In order to scale growth, a startup must find ways to automate manual processes. Startup founders and their marketing teams are stretched for time. With such high stakes in play at early stage businesses, leaders need to find efficiencies wherever possible. Fortunately, tools and technology will help.
Marketing automation isn’t a strategy by itself, and it cannot replace human creativity, design, and data-led decision making. But it can improve data quality, optimise communication channels, and deliver content to the right people at the right time.
Let’s examine the advantages and drawbacks of marketing automation, and look at how startups can employ it smartly…
A quick definition
Quite simply, marketing automation refers to the use of software (often web-based, but not always) to automate manual marketing tasks. Probably the most common form of marketing automation is the automation of email. A recent Informi article about email marketing outlines the principles of an effective email campaign, and gives you an idea for which tools can help.
As Alyssa Rimmer writes for HubSpot, “marketing automation allows you to nurture your leads through the entire buying process, delivering highly-targeted, personalized messages that address their specific barriers to purchase.” The primary goal for digital marketing is to drive revenue for a startup. In order to drive as much revenue as possible, you need to scale activities but keep them customised and targeted.
The advantages and drawbacks of marketing automation
There are far more advantages to using marketing automation than drawbacks. That said, common pitfalls cause startups to burn through cash and annoy audiences. Let’s take a look at the advantages and drawbacks of building automation into startup marketing…
✓ Freeing you up: By automating repetitive tasks, you can focus on areas that make an impact. A great example is social media marketing. If you schedule a baseline of posts in advance using a tool like Buffer, you keep volume and consistency up across the week. This frees the marketing team up to strategise or gives them the chance to dip into the channels for more personal engagement and customer service.
✓ Provides clarity and oversight: If you do it right, marketing automation forces you to take a strategic view of the customer journey and marketing funnels. The process of implementing marketing technology will clarify blockers and uncertainties, and shine a light on where to improve knowledge of customers.
✓ Efficient lead generation: Marketing automation can generate high-quality leads at scale. By nurturing prospects across touchpoints automatically, a startup can fill the pipeline with less of the legwork. According to Giselle Abramovich on CMO.com, marketing automation drives a 14.5% increase in sales productivity. More than half of all B2B companies are using marketing automation at the moment.
× Too much data: Data must intertwine with intuition to improve decision making, but it’s important to not allow data to become the end-goal. Numbers shouldn’t distract from the aim of solving customer problems and adding business value. Furthermore, effective marketing automation needs good data hygiene. 50% of those who have a marketing automation platform list data hygiene as their biggest challenge.
× Unforeseen complexity: Tools like Campaign Monitor, Autopilot, MailChimp, and ActiveCampaign are all easy to use at the basic levels of functionality. But as your startup scales, you will need integrations with CRMs and complex automated journeys based on triggers. These integrations often need developer or technical skill sets, or at least some experience of integrating marketing tools.
× Crippling choice: There are over 7,000 marketing tools on the market right now, and this is growing every month. How can you possibly navigate through this confusing landscape? Each tool has its own set of features and functionalities; some more specific than others. Some integrate with others easily, and some operate in an impregnable silo. The choice can be overwhelming.

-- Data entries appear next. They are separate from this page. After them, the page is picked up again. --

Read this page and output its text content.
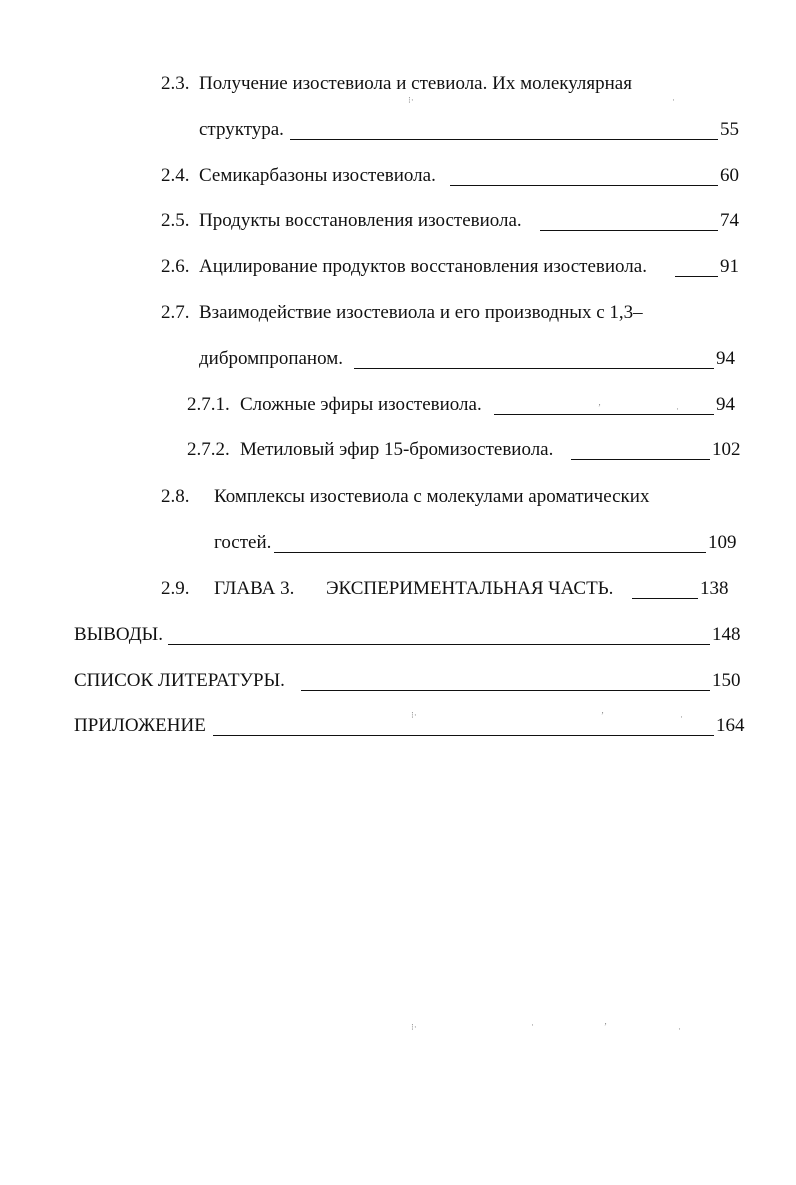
2.3. Получение изостевиола и стевиола. Их молекулярная
структура.	55
2.4. Семикарбазоны изостевиола.	60
2.5. Продукты восстановления изостевиола.	74
2.6. Ацилирование продуктов восстановления изостевиола.	91
2.7. Взаимодействие изостевиола и его производных с 1,3–
дибромпропаном.	94
2.7.1. Сложные эфиры изостевиола.	94
2.7.2. Метиловый эфир 15-бромизостевиола.	102
2.8. Комплексы изостевиола с молекулами ароматических
гостей.	109
2.9. ГЛАВА 3. ЭКСПЕРИМЕНТАЛЬНАЯ ЧАСТЬ.	138
ВЫВОДЫ.	148
СПИСОК ЛИТЕРАТУРЫ.	150
ПРИЛОЖЕНИЕ	164
⁝·	·
‚
·
⁝·	‚
·
⁝·	·	‚
·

Final advice: How to avoid marketing automation pitfalls
As my Kurve colleague Jonathan wrote in his guide to better marketing automation, you need to allocate 60% of your time on planning and technical integration, and 40% of your time on producing content and building automation sequences. If you jump past that first strategic step, you are set up for failure.
The way to build automation into startup marketing is to not jump head-first into a solution without perspective. With such a buzz around all the different B2B SaaS products on the market at the moment, it is tempting to see marketing automation as the solution to all of your problems. Firstly: marketing automation is only as effective as the strategy behind it. Secondly, not all tools are built equal.
It’s common advice to choose a tool that will scale with your business. Of course, this makes sense. But it’s also a legitimate approach to choose a tool that you can chop-and-change as your startup scales. There are indeed two things you should never do: sign up to a long-term contract on a tool that doesn’t scale, or sign up to a long-term contract on a costly tool which is overkill and more than you’ll ever need.
Above all, you need to keep the prospect or customer at the heart of what you do. Remain human, and take a personalised approach. Poor execution on automated content strategy (including live chat and chatbots) will alienate your audience and damage the return on investment (ROI) for marketing automation tools. Focus on the customer journey and build an automation strategy to power growth.